Guerra civile e terremoto: il dramma della Siria
La guerra civile siriana ha avuto inizio nel 2011, vedendo contrapposti le forze governative a supporto di Bashar al-Assad e una coalizione eterogenea di milizie armate ribelli. Il conflitto ha causato centinaia di migliaia di morti, sfollamenti di massa (tre milioni di rifugiati in Turchia, uno in Libano) e distruzione di infrastrutture civili. Ridotti rispetto al passato, i bombardamenti non sono mai cessati. A ciò occorre aggiungere le violenze e gli arresti arbitrari da parte delle forze governative: come documentato da Amnesty International, in Siria la tortura è ampiamente praticata nel regime di Assad e, spesso, chi entra in cella non ne esce vivo. Gli ultimi 12 anni hanno devastato la vita di milioni di persone, spingendo tantissimi a scappare, mentre la crisi economica taglia ogni speranza di miglioramento. In molte zone, i bisogni umanitari sono ancora elevatissimi. La pandemia ha ulteriormente aggravato la situazione del Paese, dove – sempre a proposito di situazione sanitaria – il 42 per cento della popolazione fa affidamento su fonti d’acqua non sicure. A tutto questo si è aggiunto il terremoto che ha devastato la parte settentrionale della Siria, facendo quasi 6 mila vittime. Centinaia di migliaia di persone nell’area, molte delle quali erano già state sfollate a causa della guerra civile, sono rimaste senza casa.
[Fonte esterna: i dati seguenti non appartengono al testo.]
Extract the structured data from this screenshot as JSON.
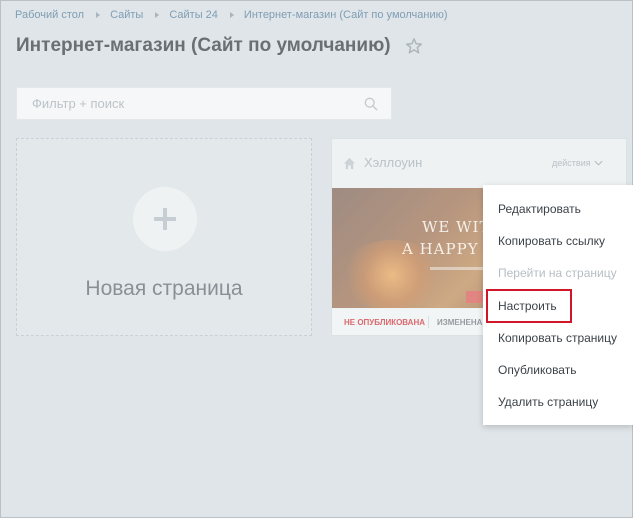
{
  "breadcrumb": [
    "Рабочий стол",
    "Сайты",
    "Сайты 24",
    "Интернет-магазин (Сайт по умолчанию)"
  ],
  "page": {
    "title": "Интернет-магазин (Сайт по умолчанию)",
    "star_icon": "star-icon"
  },
  "search": {
    "placeholder": "Фильтр + поиск",
    "value": "",
    "icon": "search-icon"
  },
  "new_page_card": {
    "label": "Новая страница",
    "icon": "plus-icon"
  },
  "site_card": {
    "title": "Хэллоуин",
    "actions_label": "действия",
    "home_icon": "home-icon",
    "preview_line1": "WE WITC",
    "preview_line2": "A HAPPY HA",
    "status": "НЕ ОПУБЛИКОВАНА",
    "changed": "ИЗМЕНЕНА"
  },
  "context_menu": {
    "items": [
      {
        "label": "Редактировать",
        "disabled": false
      },
      {
        "label": "Копировать ссылку",
        "disabled": false
      },
      {
        "label": "Перейти на страницу",
        "disabled": true
      },
      {
        "label": "Настроить",
        "disabled": false,
        "highlighted": true
      },
      {
        "label": "Копировать страницу",
        "disabled": false
      },
      {
        "label": "Опубликовать",
        "disabled": false
      },
      {
        "label": "Удалить страницу",
        "disabled": false
      }
    ],
    "highlight_color": "#d1162a"
  },
  "colors": {
    "background": "#dde4e8",
    "link": "#4a7596",
    "status_red": "#d8242b"
  }
}
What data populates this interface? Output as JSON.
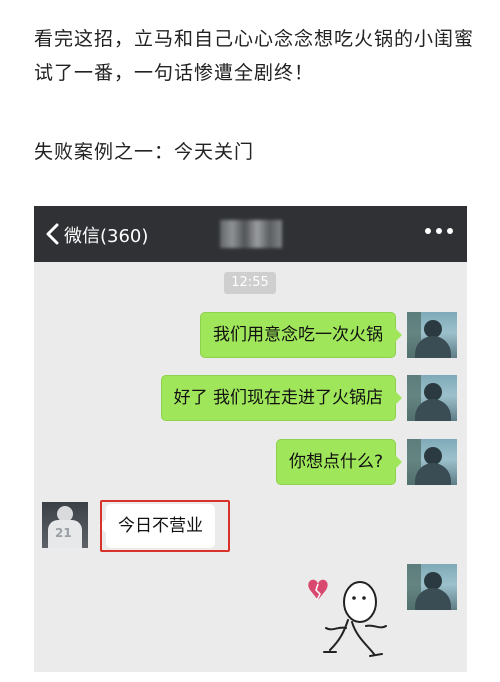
{
  "article": {
    "intro": "看完这招，立马和自己心心念念想吃火锅的小闺蜜试了一番，一句话惨遭全剧终！",
    "case_title": "失败案例之一：今天关门"
  },
  "chat": {
    "header": {
      "back_label": "微信(360)"
    },
    "timestamp": "12:55",
    "messages_out": [
      "我们用意念吃一次火锅",
      "好了 我们现在走进了火锅店",
      "你想点什么?"
    ],
    "message_in": "今日不营业",
    "other_avatar_number": "21"
  },
  "colors": {
    "header_bg": "#2f3134",
    "chat_bg": "#ebebeb",
    "outgoing_bubble": "#9fe65a",
    "highlight_box": "#d8322a"
  }
}
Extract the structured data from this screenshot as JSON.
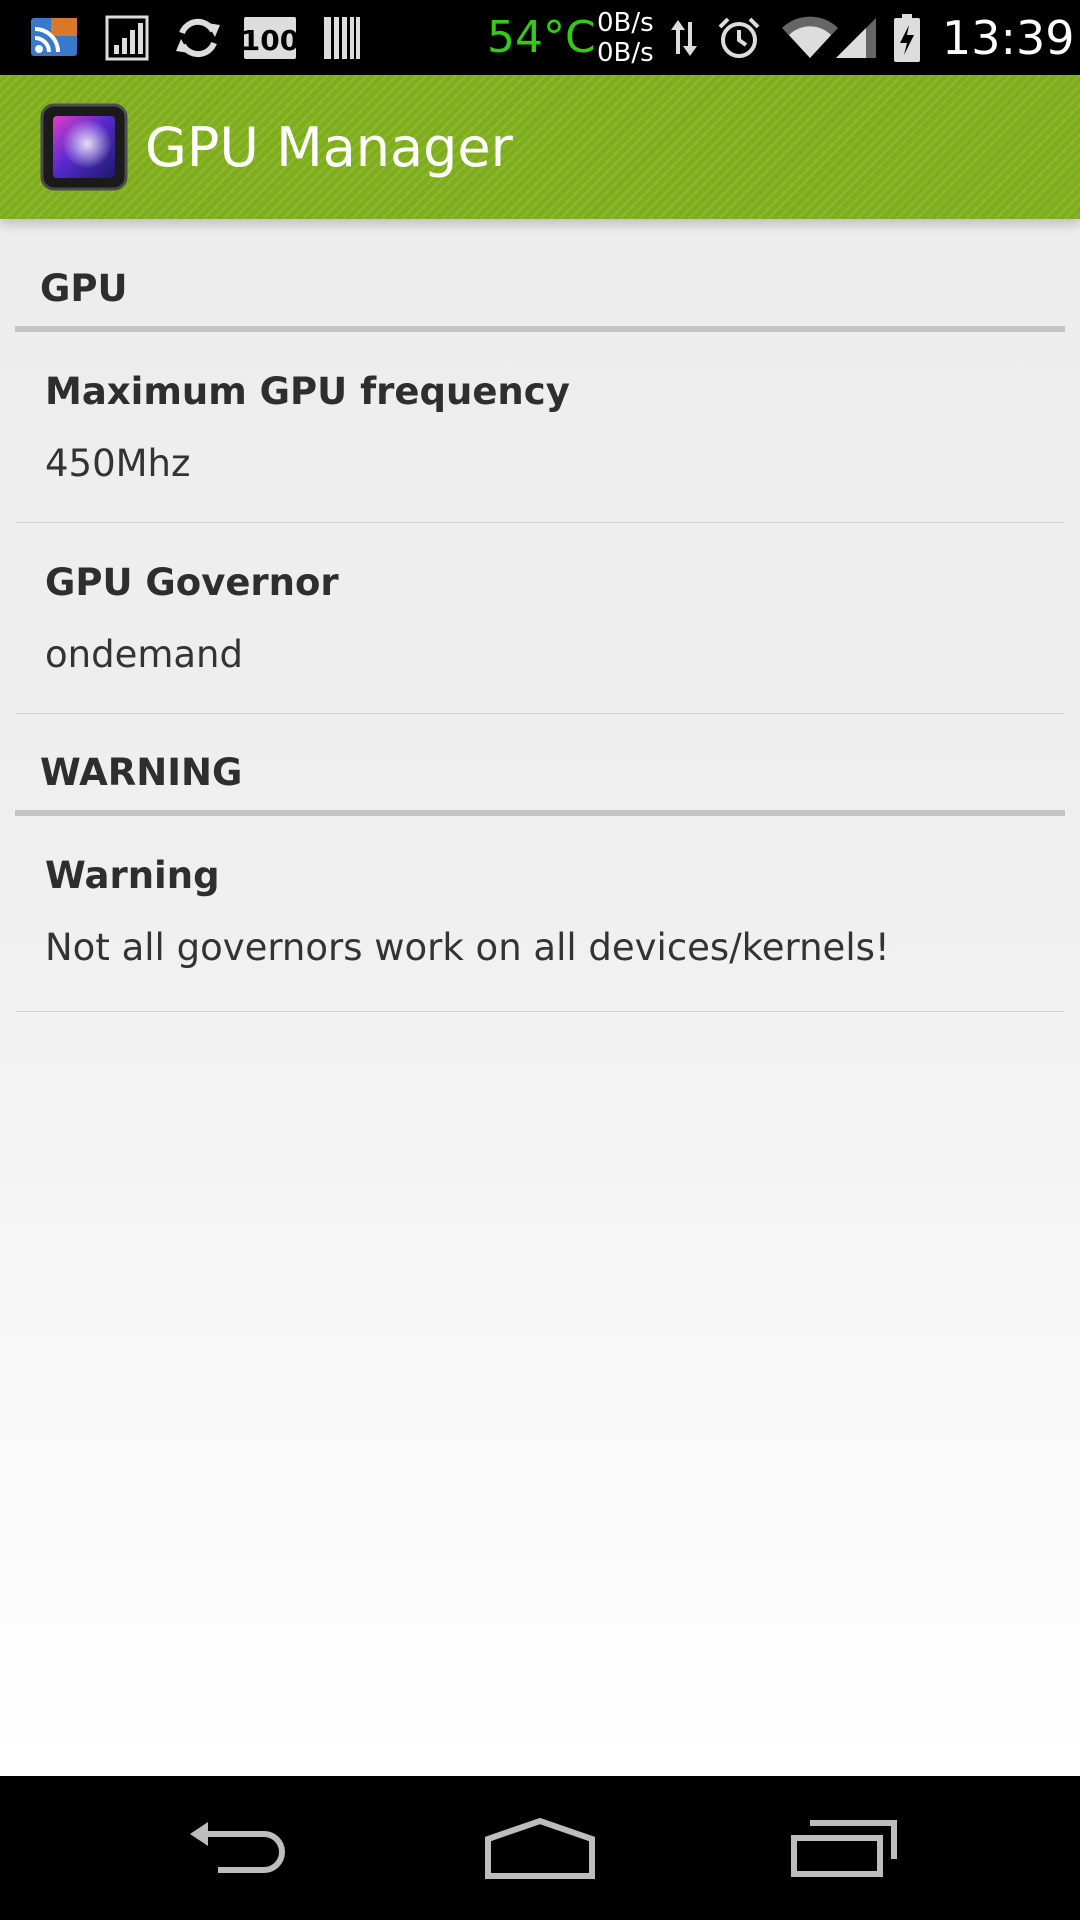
{
  "status_bar": {
    "temperature": "54°C",
    "net_up": "0B/s",
    "net_down": "0B/s",
    "time": "13:39",
    "battery_icon_text": "100",
    "icons": [
      "cast-icon",
      "signal-bars-icon",
      "sync-icon",
      "battery-percent-icon",
      "barcode-icon",
      "data-arrows-icon",
      "alarm-icon",
      "wifi-icon",
      "cell-signal-icon",
      "battery-charging-icon"
    ]
  },
  "action_bar": {
    "title": "GPU Manager",
    "icon": "gpu-chip-icon",
    "color": "#7fae1d"
  },
  "sections": [
    {
      "category": "GPU",
      "items": [
        {
          "title": "Maximum GPU frequency",
          "summary": "450Mhz"
        },
        {
          "title": "GPU Governor",
          "summary": "ondemand"
        }
      ]
    },
    {
      "category": "WARNING",
      "items": [
        {
          "title": "Warning",
          "summary": "Not all governors work on all devices/kernels!"
        }
      ]
    }
  ],
  "nav_bar": {
    "buttons": [
      "back-icon",
      "home-icon",
      "recents-icon"
    ]
  },
  "colors": {
    "temperature": "#33cc11",
    "accent": "#7fae1d",
    "divider": "#c4c4c4"
  }
}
Iran, proteste popolari e repressione del regime
Per commemorare la rivoluzione islamica del 1979, l’ayatollah Ali Khamenei ha recentemente annunciato l’indulto per decine di migliaia di detenuti. Molti di essi – oltre 20 mila secondo Human Rights Activists News Agency – sono finiti in carcere a seguito delle proteste che, scattate dopo l’uccisione di Masha Amini, da mesi stanno scuotendo l’Iran. E si tratta dei più fortunati: se migliaia di persone sono state interrogate, perseguite, detenute e torturate, centinaia sono morte negli scontri con la polizia. Altri oppositori del regime sono stati giustiziati tramite impiccagione, al termine di processi iniqui: la pena di morte viene ampiamente utilizzata in Iran come arma di repressione politica. Oggi buona parte degli iraniani è unita sotto il motto “Donna, Vita, Libertà”, ma comprensibilmente c’è chi parte alla ricerca di una vita migliore.